Hence, to date, there is a single RCT in the field of AI in radiology. In their experiment, Eng et al [6] compared the effect of an AI diagnostic aid on the assessment of skeletal age on hand X-rays. They have shown that their AI-based algorithm improved accuracy and interpretation times. [6]

Thus, despite the dramatic increase in deep learning publications in the radiology field, there is only one relevant RCT publication. The understanding that interventions involving AI need a prospective evaluation to prove their impact on health outcomes brought to the development of specialized guidelines such as the CONSORT-AI (Consolidated Standards of Reporting Trials–Artificial Intelligence). Another example is the SPIRIT-AI (Standard Protocol Items: Recommendations for Interventional Trials–Artificial Intelligence). [7] A recent systematic review of RCTs of machine learning interventions in healthcare found a lack of RCTs with only 41 trials. Not a single RCT adhered to all CONSORT-AI guidelines. [8]

The recognition of the hazardous potential of AI systems is of paramount importance. In contrast to other health interventions, unpredictable and undetectable errors, not explainable by human logic, can occur. For instance, minor changes in medical imaging that are invisible to the human eye may completely alter diagnostic results. Another well-known example is the decision support system that provided incorrect and sometimes even dangerous treatment recommendations. [9] Thus, RCTs can be important in monitoring these systems’ safety.

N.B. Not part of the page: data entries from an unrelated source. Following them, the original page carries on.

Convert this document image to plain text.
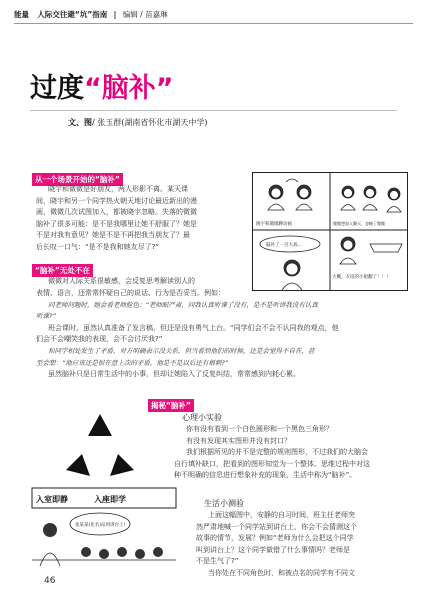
能量 人际交往避“坑”指南 | 编辑 / 苗嘉琳
过度“脑补”
文、图/ 张玉群(湖南省怀化市湖天中学)
从一个场景开始的“脑补”
晓宇和微微是好朋友，两人形影不离。某天课
间，晓宇和另一个同学热火朝天地讨论最近新出的漫
画，微微几次试图加入，都被晓宇忽略。失落的微微
脑补了很多可能：是不是我哪里让她不舒服了？她是
不是对我有意见？她是不是不再把我当朋友了？最
后长叹一口气：“是不是我和她友尽了?”
晓宇和微微聊动画	微微想加入聊天，忽略了微微
脑补了一百大戏...
大概，友谊的小船翻了！！！
“脑补”无处不在
微微对人际关系很敏感，会反复思考解读别人的
表情、语言，还常常怀疑自己的说话、行为是否妥当。例如：
问老师问题时，她会看老师脸色：“老师眼严肃，问我认真听课了没有，是不是听讲我没有认真
听课?”
班会课时，虽然认真准备了发言稿，但还是没有勇气上台。“同学们会不会不认同我的观点，他
们会不会嘲笑我的表现，会不会讨厌我?”
和同学相处发生了矛盾，对方明确表示没关系，但当看到他们的时候，还是会觉得不自在，甚
至会想：“他应该还是很在意上次的矛盾，他是不是以后还有根刺?”
虽然脑补只是日常生活中的小事，但却让她陷入了反复纠结，常常感到内耗心累。
揭秘“脑补”
心理小实验
你有没有看到一个白色圆形和一个黑色三角形？
有没有发现其实图形并没有封口？
我们根据所见的并不是完整的规则图形，不过我们的大脑会
自行填补缺口，把看到的图形知觉为一个整体。思维过程中对这
种不明确的信息进行想象补充的现象，生活中称为“脑补”。
入室即静	入座即学
张某某(化名)站到讲台上!
生活小测验
上面这幅图中，安静的自习时间，班主任老师突
然严肃地喊一个同学站到讲台上，你会不会猜测这个
故事的情节，发展？例如“老师为什么会把这个同学
叫到讲台上？这个同学做错了什么事情吗？老师是
不是生气了?”
当你处在不同角色时，和被点名的同学有不同文
46
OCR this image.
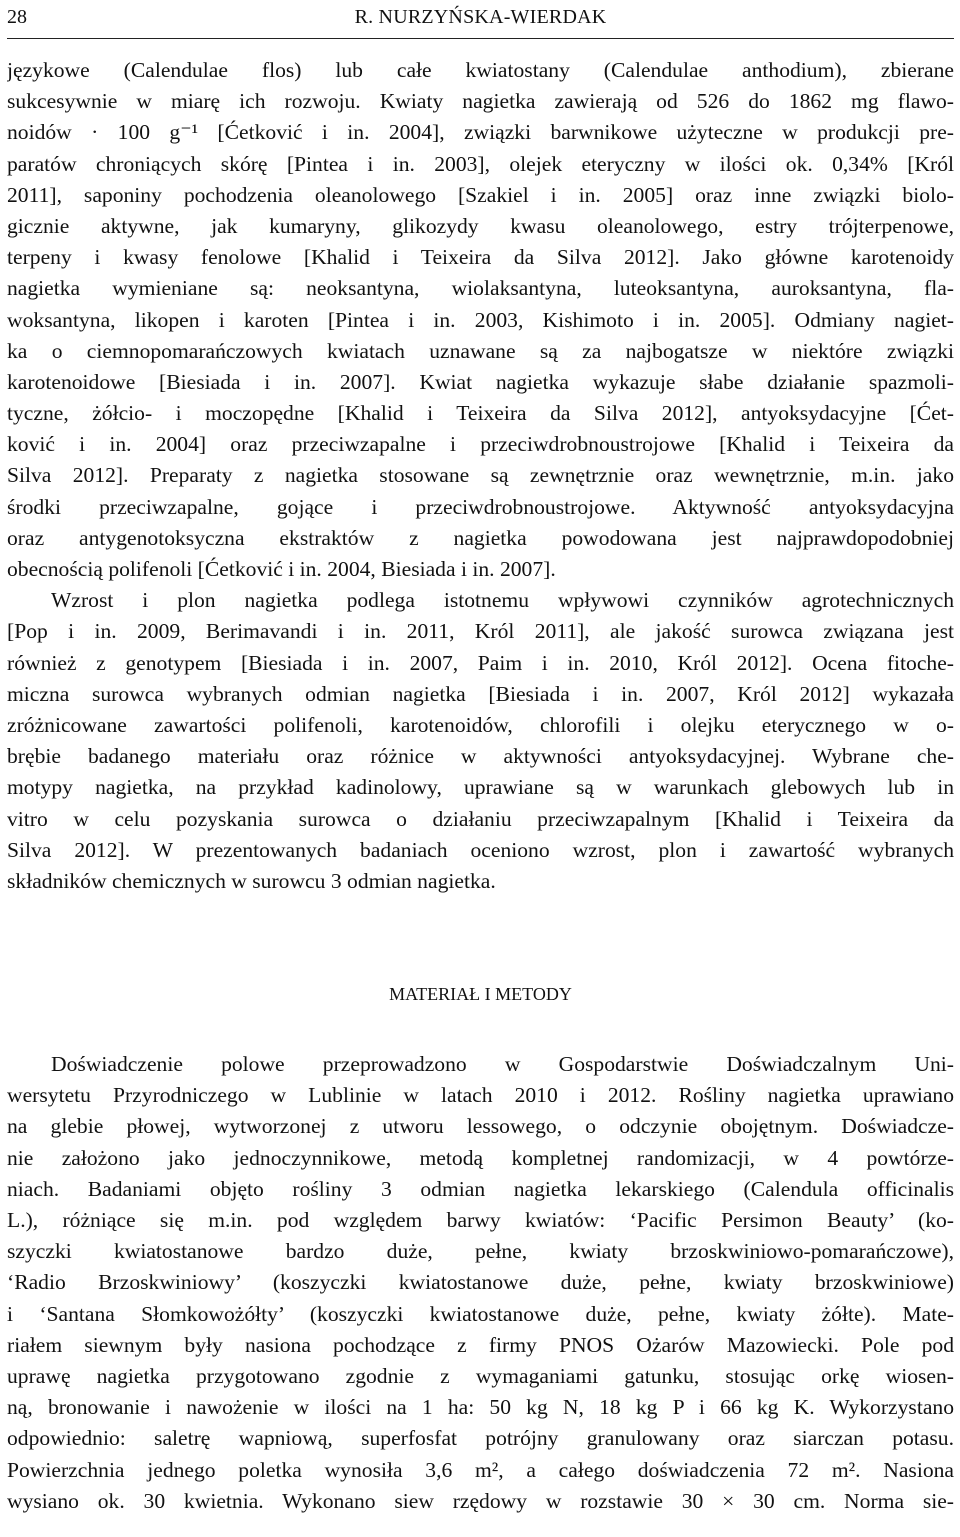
28	R. NURZYŃSKA-WIERDAK
językowe (Calendulae flos) lub całe kwiatostany (Calendulae anthodium), zbierane
sukcesywnie w miarę ich rozwoju. Kwiaty nagietka zawierają od 526 do 1862 mg flawo-
noidów · 100 g⁻¹ [Ćetković i in. 2004], związki barwnikowe użyteczne w produkcji pre-
paratów chroniących skórę [Pintea i in. 2003], olejek eteryczny w ilości ok. 0,34% [Król
2011], saponiny pochodzenia oleanolowego [Szakiel i in. 2005] oraz inne związki biolo-
gicznie aktywne, jak kumaryny, glikozydy kwasu oleanolowego, estry trójterpenowe,
terpeny i kwasy fenolowe [Khalid i Teixeira da Silva 2012]. Jako główne karotenoidy
nagietka wymieniane są: neoksantyna, wiolaksantyna, luteoksantyna, auroksantyna, fla-
woksantyna, likopen i karoten [Pintea i in. 2003, Kishimoto i in. 2005]. Odmiany nagiet-
ka o ciemnopomarańczowych kwiatach uznawane są za najbogatsze w niektóre związki
karotenoidowe [Biesiada i in. 2007]. Kwiat nagietka wykazuje słabe działanie spazmoli-
tyczne, żółcio- i moczopędne [Khalid i Teixeira da Silva 2012], antyoksydacyjne [Ćet-
ković i in. 2004] oraz przeciwzapalne i przeciwdrobnoustrojowe [Khalid i Teixeira da
Silva 2012]. Preparaty z nagietka stosowane są zewnętrznie oraz wewnętrznie, m.in. jako
środki przeciwzapalne, gojące i przeciwdrobnoustrojowe. Aktywność antyoksydacyjna
oraz antygenotoksyczna ekstraktów z nagietka powodowana jest najprawdopodobniej
obecnością polifenoli [Ćetković i in. 2004, Biesiada i in. 2007].
Wzrost i plon nagietka podlega istotnemu wpływowi czynników agrotechnicznych
[Pop i in. 2009, Berimavandi i in. 2011, Król 2011], ale jakość surowca związana jest
również z genotypem [Biesiada i in. 2007, Paim i in. 2010, Król 2012]. Ocena fitoche-
miczna surowca wybranych odmian nagietka [Biesiada i in. 2007, Król 2012] wykazała
zróżnicowane zawartości polifenoli, karotenoidów, chlorofili i olejku eterycznego w o-
brębie badanego materiału oraz różnice w aktywności antyoksydacyjnej. Wybrane che-
motypy nagietka, na przykład kadinolowy, uprawiane są w warunkach glebowych lub in
vitro w celu pozyskania surowca o działaniu przeciwzapalnym [Khalid i Teixeira da
Silva 2012]. W prezentowanych badaniach oceniono wzrost, plon i zawartość wybranych
składników chemicznych w surowcu 3 odmian nagietka.
MATERIAŁ I METODY
Doświadczenie polowe przeprowadzono w Gospodarstwie Doświadczalnym Uni-
wersytetu Przyrodniczego w Lublinie w latach 2010 i 2012. Rośliny nagietka uprawiano
na glebie płowej, wytworzonej z utworu lessowego, o odczynie obojętnym. Doświadcze-
nie założono jako jednoczynnikowe, metodą kompletnej randomizacji, w 4 powtórze-
niach. Badaniami objęto rośliny 3 odmian nagietka lekarskiego (Calendula officinalis
L.), różniące się m.in. pod względem barwy kwiatów: ‘Pacific Persimon Beauty’ (ko-
szyczki kwiatostanowe bardzo duże, pełne, kwiaty brzoskwiniowo-pomarańczowe),
‘Radio Brzoskwiniowy’ (koszyczki kwiatostanowe duże, pełne, kwiaty brzoskwiniowe)
i ‘Santana Słomkowożółty’ (koszyczki kwiatostanowe duże, pełne, kwiaty żółte). Mate-
riałem siewnym były nasiona pochodzące z firmy PNOS Ożarów Mazowiecki. Pole pod
uprawę nagietka przygotowano zgodnie z wymaganiami gatunku, stosując orkę wiosen-
ną, bronowanie i nawożenie w ilości na 1 ha: 50 kg N, 18 kg P i 66 kg K. Wykorzystano
odpowiednio: saletrę wapniową, superfosfat potrójny granulowany oraz siarczan potasu.
Powierzchnia jednego poletka wynosiła 3,6 m², a całego doświadczenia 72 m². Nasiona
wysiano ok. 30 kwietnia. Wykonano siew rzędowy w rozstawie 30 × 30 cm. Norma sie-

In a recent review published in European Radiology, Kelly et al [10] discussed some critical methodological issues. The lack of explainability in 28% of deep learning clinical radiological papers is worrisome. So is an average decrease of 6% in performance at external validation with a drop of more than 10% in 78% of the studies. They also found problematic study designs such as insufficient sample size and unspecified ground truth. Lack of performance comparison was found in 17% of the reviewed studies, with a set of studies using medically naïve people for comparison.[10] Their findings are concerning and urge improvement of research quality. Using international data for external validation may pose the first step, but RCTs are a stronger tool.

There are several explanations for the lack of RCTs in this field. Firstly, some may believe the conventional tools to estimate an AI system are sufficient. External validation, comparison of the performance of a model compared to a previous one, and mathematical variables such as the area under the curve are often used in assessing performance. Secondly, RCTs for continuous learning algorithms are complicated to design and interpret. Thirdly, controlling multi-centric variability is difficult. Fourthly, creating a study design for bundled AI tools such as a post-processing algorithm with incorporated segmentation is not a simple task due to the interaction between the algorithms. Lastly, setting up an RCT is often challenging and time-consuming compared to alternative study designs.

Nevertheless, RCTs remain the most powerful type of experimental study. [4] In light of the AI revolution in radiology, we believe the time has come for RCTs and encourage further research in this important field.